Dopo il calvario lungo 15 anni l'ex sindaco rosso di Eboli si toglie qualche sassolino dalla scarpa e ringrazia i suoi ex collaboratori.

EBOLI. Dopo 15 anni di calvario la Suprema Corte di Cassazione da ragione all’ex sindaco di Eboli Gerardo Rosania. La fine dell’iter giudiziario è giunta il 1 Marzo, e la sentenza finale è a favore dell’ex primo cittadino e del suo piano demaniale. Una vittoria dal sapore agrodolce per Rosania, che ha visto il progetto di riqualificazione del litorale ebolitano andare in fumo solo per poi scoprire di essere dalla parte del giusto.

«Dopo 19 anni finalmente la sentenza definitiva: quel piano era seguiva tutte le linee guida tracciate dalla legge – dichiara l’ex sindaco rosso – del resto il solo fatto della reazione disperata da parte di chi su quella spiaggia, fra abusi irregolarità e colate devastanti di cemento, per anni aveva fatto il bello ed il cattivo tempo, avrebbe dovuto far capire che quella scelta di Piano era corretta, era giusta e guardava allo sviluppo reale di quella area».

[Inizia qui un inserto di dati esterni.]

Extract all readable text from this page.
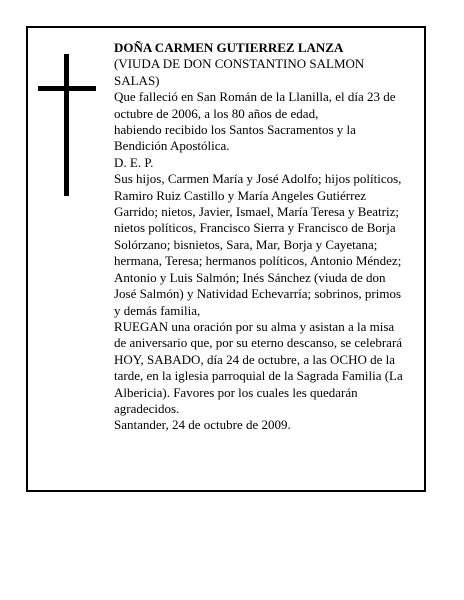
DOÑA CARMEN GUTIERREZ LANZA
(VIUDA DE DON CONSTANTINO SALMON
SALAS)
Que falleció en San Román de la Llanilla, el día 23 de
octubre de 2006, a los 80 años de edad,
habiendo recibido los Santos Sacramentos y la
Bendición Apostólica.
D. E. P.
Sus hijos, Carmen María y José Adolfo; hijos políticos,
Ramiro Ruiz Castillo y María Angeles Gutiérrez
Garrido; nietos, Javier, Ismael, María Teresa y Beatriz;
nietos políticos, Francisco Sierra y Francisco de Borja
Solórzano; bisnietos, Sara, Mar, Borja y Cayetana;
hermana, Teresa; hermanos políticos, Antonio Méndez;
Antonio y Luis Salmón; Inés Sánchez (viuda de don
José Salmón) y Natividad Echevarría; sobrinos, primos
y demás familia,
RUEGAN una oración por su alma y asistan a la misa
de aniversario que, por su eterno descanso, se celebrará
HOY, SABADO, día 24 de octubre, a las OCHO de la
tarde, en la iglesia parroquial de la Sagrada Familia (La
Albericia). Favores por los cuales les quedarán
agradecidos.
Santander, 24 de octubre de 2009.
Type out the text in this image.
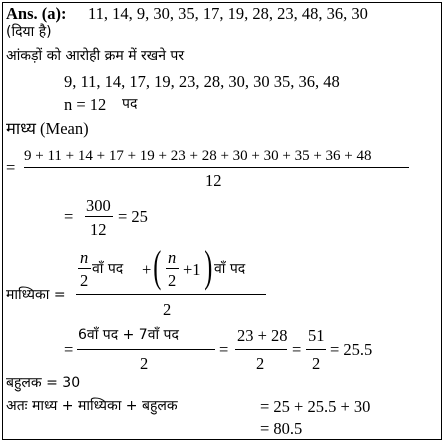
Ans. (a): 11, 14, 9, 30, 35, 17, 19, 28, 23, 48, 36, 30
(दिया है)
आंकड़ों को आरोही क्रम में रखने पर
9, 11, 14, 17, 19, 23, 28, 30, 30 35, 36, 48
n = 12 पद
माध्य (Mean)
=
9 + 11 + 14 + 17 + 19 + 23 + 28 + 30 + 30 + 35 + 36 + 48
12
=
300
12
= 25
माध्यिका =
n
2
वाँ पद + ( n
2
+1 ) वाँ पद
2
=
6वाँ पद + 7वाँ पद
2
=
23 + 28
2
=
51
2
= 25.5
बहुलक = 30
अतः माध्य + माध्यिका + बहुलक	= 25 + 25.5 + 30
= 80.5
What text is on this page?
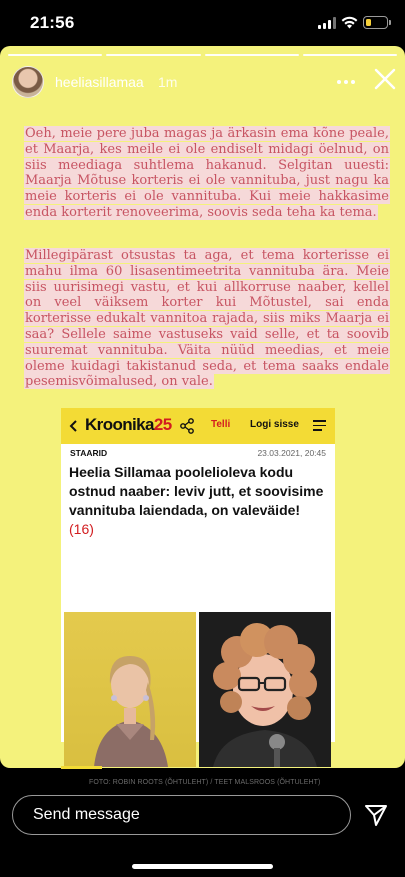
21:56
heeliasillamaa 1m

Oeh, meie pere juba magas ja ärkasin ema kõne peale, et Maarja, kes meile ei ole endiselt midagi öelnud, on siis meediaga suhtlema hakanud. Selgitan uuesti: Maarja Mõtuse korteris ei ole vannituba, just nagu ka meie korteris ei ole vannituba. Kui meie hakkasime enda korterit renoveerima, soovis seda teha ka tema.

Millegipärast otsustas ta aga, et tema korterisse ei mahu ilma 60 lisasentimeetrita vannituba ära. Meie siis uurisimegi vastu, et kui allkorruse naaber, kellel on veel väiksem korter kui Mõtustel, sai enda korterisse edukalt vannitoa rajada, siis miks Maarja ei saa? Sellele saime vastuseks vaid selle, et ta soovib suuremat vannituba. Väita nüüd meedias, et meie oleme kuidagi takistanud seda, et tema saaks endale pesemisvõimalused, on vale.

Kroonika25	Telli Logi sisse
STAARID	23.03.2021, 20:45
Heelia Sillamaa poolelioleva kodu ostnud naaber: leviv jutt, et soovisime vannituba laiendada, on valeväide! (16)
FOTO: ROBIN ROOTS (ÕHTULEHT) / TEET MALSROOS (ÕHTULEHT)
Send message
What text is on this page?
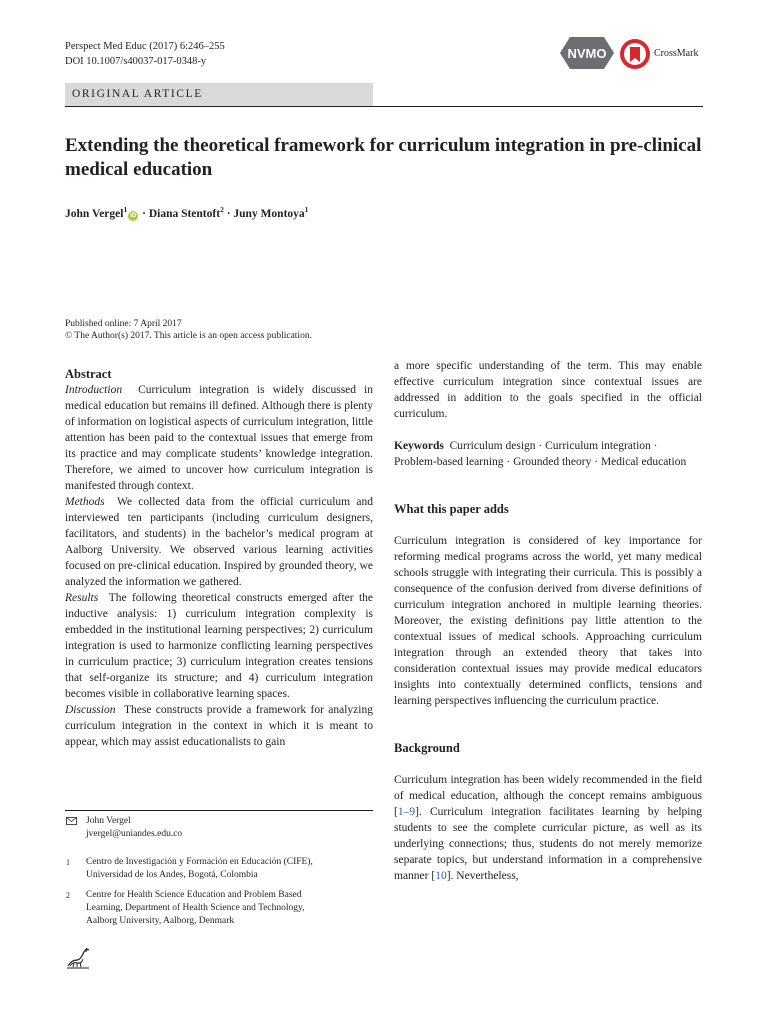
Perspect Med Educ (2017) 6:246–255
DOI 10.1007/s40037-017-0348-y
NVMO	CrossMark
ORIGINAL ARTICLE
Extending the theoretical framework for curriculum integration in pre-clinical medical education
John Vergel$^1$iD · Diana Stentoft$^2$ · Juny Montoya$^1$
Published online: 7 April 2017
© The Author(s) 2017. This article is an open access publication.

Abstract

Introduction Curriculum integration is widely discussed in medical education but remains ill defined. Although there is plenty of information on logistical aspects of curriculum integration, little attention has been paid to the contextual issues that emerge from its practice and may complicate students’ knowledge integration. Therefore, we aimed to uncover how curriculum integration is manifested through context.

Methods We collected data from the official curriculum and interviewed ten participants (including curriculum designers, facilitators, and students) in the bachelor’s medical program at Aalborg University. We observed various learning activities focused on pre-clinical education. Inspired by grounded theory, we analyzed the information we gathered.

Results The following theoretical constructs emerged after the inductive analysis: 1) curriculum integration complexity is embedded in the institutional learning perspectives; 2) curriculum integration is used to harmonize conflicting learning perspectives in curriculum practice; 3) curriculum integration creates tensions that self-organize its structure; and 4) curriculum integration becomes visible in collaborative learning spaces.

Discussion These constructs provide a framework for analyzing curriculum integration in the context in which it is meant to appear, which may assist educationalists to gain

John Vergel
jvergel@uniandes.edu.co
1 Centro de Investigación y Formación en Educación (CIFE),
Universidad de los Andes, Bogotá, Colombia
2 Centre for Health Science Education and Problem Based
Learning, Department of Health Science and Technology,
Aalborg University, Aalborg, Denmark

a more specific understanding of the term. This may enable effective curriculum integration since contextual issues are addressed in addition to the goals specified in the official curriculum.

Keywords Curriculum design · Curriculum integration · Problem-based learning · Grounded theory · Medical education

What this paper adds

Curriculum integration is considered of key importance for reforming medical programs across the world, yet many medical schools struggle with integrating their curricula. This is possibly a consequence of the confusion derived from diverse definitions of curriculum integration anchored in multiple learning theories. Moreover, the existing definitions pay little attention to the contextual issues of medical schools. Approaching curriculum integration through an extended theory that takes into consideration contextual issues may provide medical educators insights into contextually determined conflicts, tensions and learning perspectives influencing the curriculum practice.

Background

Curriculum integration has been widely recommended in the field of medical education, although the concept remains ambiguous [1–9]. Curriculum integration facilitates learning by helping students to see the complete curricular picture, as well as its underlying connections; thus, students do not merely memorize separate topics, but understand information in a comprehensive manner [10]. Nevertheless,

L’ex primo cittadino non si morde la lingua e spara a zero sulla politica immobilista degli ultimi anni: «sono passati 12 anni da quando ho concluso la mia seconda consiliatura e su quella costa non si e’ mosso più niente! Questa e’ la triste realtà. Si è fatto si che il discorso dello sviluppo turistico del nostro esteso litorale rimanesse una semplice parola vuota. Oltre un decennio perso. Chi lo ridarà quel tempo all’economia ebolitana e della Piana?».

Il rappresentante del Pci ebolitano ringrazia infine chi, in quel periodo, aiutò nella messa appunto di un piano che, se andato in porto, avrebbe potuto rendere il litorale di Eboli uno dei punti cardine del turismo balneare: «voglio ringraziare tutti i miei collaboratori Consiglieri Comunali, assessori e collaboratori tecnici, ai dirigenti ed a tutti i dipendenti comunali che hanno reso possibile quella straordinaria stagione politica ed amministrativa.»